Snedeker offered an excited fist pump after rolling in a 20-footer for birdie on the ninth hole at Sedgefield Country Club, his 18th hole of the day. It was Snedeker's 10th birdie on the round to go along with a hole-out eagle from 176 yards on No. 6 and gave him the first 59 on Tour since Adam Hadwin at last year's CareerBuilder Challenge.
Snedeker's round eclipsed the tournament and course record of 60 at Sedgefield, most recently shot by Si Woo Kim en route to victory two years ago. Amazingly, the round could have been even better: he opened with a bogey on No. 10 and missed a 6-footer for birdie on his 17th hole of the day.
Snedeker was still 1 over on the round before reeling off four straight birdies on Nos. 13-16, but he truly caught fire on the front nine where he shot an 8-under 27 that included five birdie putts from inside 6 feet.

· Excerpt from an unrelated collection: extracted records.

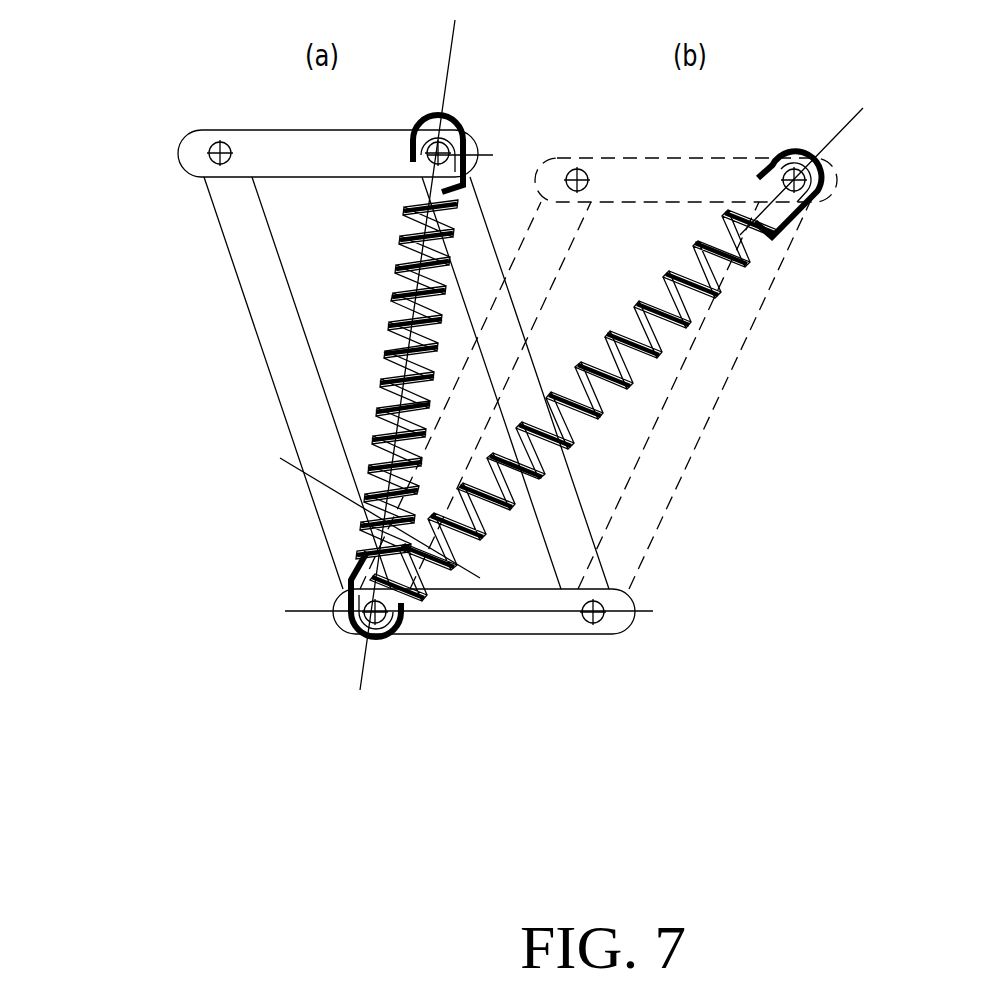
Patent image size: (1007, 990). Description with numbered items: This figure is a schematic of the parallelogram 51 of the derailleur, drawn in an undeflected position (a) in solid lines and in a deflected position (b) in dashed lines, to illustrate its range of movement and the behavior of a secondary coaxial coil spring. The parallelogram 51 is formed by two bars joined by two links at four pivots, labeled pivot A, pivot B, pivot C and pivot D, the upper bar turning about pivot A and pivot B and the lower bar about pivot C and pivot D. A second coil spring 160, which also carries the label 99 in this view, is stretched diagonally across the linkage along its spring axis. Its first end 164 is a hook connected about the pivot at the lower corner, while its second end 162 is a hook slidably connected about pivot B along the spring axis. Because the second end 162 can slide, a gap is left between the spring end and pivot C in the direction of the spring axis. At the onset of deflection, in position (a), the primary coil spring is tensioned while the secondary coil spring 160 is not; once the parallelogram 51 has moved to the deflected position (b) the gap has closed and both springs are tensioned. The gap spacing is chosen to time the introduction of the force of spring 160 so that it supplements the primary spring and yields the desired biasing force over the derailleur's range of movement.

The parallelogram 51 is at (240, 452).
The coil spring 99 is at (401, 296).
The second coil spring 160 is at (398, 262).
The second end 162 is at (461, 106).
The first end 164 is at (342, 628).
The pivot point A is at (223, 144).
The pivot B is at (446, 157).
The pivot C is at (380, 638).
The pivot point D is at (598, 618).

Jim Furyk, who also shot 59, holds the 18-hole scoring record on Tour with a 58 in the final round of the 2016 Travelers Championship.
Snedeker told reporters this week that he was suffering from "kind of paralysis by analysis" at last week's PGA Championship, but he began to simplify things over the weekend when he shot 69-69 at Bellerive to tie for 42nd. Those changes paid off even moreso Thursday in Greensboro, where Snedeker earned his first career Tour win back in 2007 at nearby Forest Oaks.
"Felt like I kind of found something there for a few days and was able to put the ball where I wanted to and make some putts," Snedeker said. "And all of a sudden everything starts feeling a little bit better. So excited about that this week because the greens are so good."
Snedeker was hampered by injury at the end of 2017 and got off to a slow start this season. But his form has started to pick up over the summer, as he has recorded three top-10 finishes over his last seven starts highlighted by a T-3 finish last month at The Greenbrier. He entered the week 80th in the season-long points race and is in search of his first win since the 2016 Farmers Insurance Open.
Woods' caddie paid heckler $25 to go away
Tiger Woods is known for his ability to tune out hecklers while in the midst of a competitive round, but every now and then a fan is able to get under his skin - or, at least, his caddie's.
Joe LaCava has been on the bag for Woods since 2011, and on a recent appearance on ESPN's "Golic and Wingo" he shared a story of personally dispatching of an especially persistent heckler after dipping into his wallet earlier this month at the WGC-Bridgestone Invitational.
According to LaCava, the fan was vocal throughout Woods' final round at Firestone Country Club, where he eventually tied for 31st. On the 14th hole, LaCava asked him to go watch another group, and the man agreed - under the condition that LaCava pony up with some cash.
"So he calls me a couple of names, and I go back and forth with the guy. And I said, 'Why don't you just leave?'" LaCava said. "And he goes, 'Well, if you give me $25 for the ticket that I bought today, I'll leave.' And I said, 'Here you go, here's $25.'"
But the apparent resolution was brief, as the heckler pocketed the cash but remained near the rope line. At that point, the exchange between LaCava and the fan became a bit more heated.
"I said, 'Look, pal, $25 is $25. You've got to head the other way,'" LaCava said. "So he starts to head the other way, goes 20 yards down the line, and he calls me a certain other swear word. So I run 20 yards back the other way. We’re going face-to-face with this guy and all of a sudden Tiger is looking for a yardage and I’m in it with this guy 20 yards down the line.”
Eventually an on-course police officer intervened, and the cash-grabbing fan was ultimately ejected. According to LaCava, Woods remained unaffected by the situation that played out a few yards away from him.
"He didn't have a problem," LaCava said. "And actually, I got a standing ovation for kicking the guy out of there."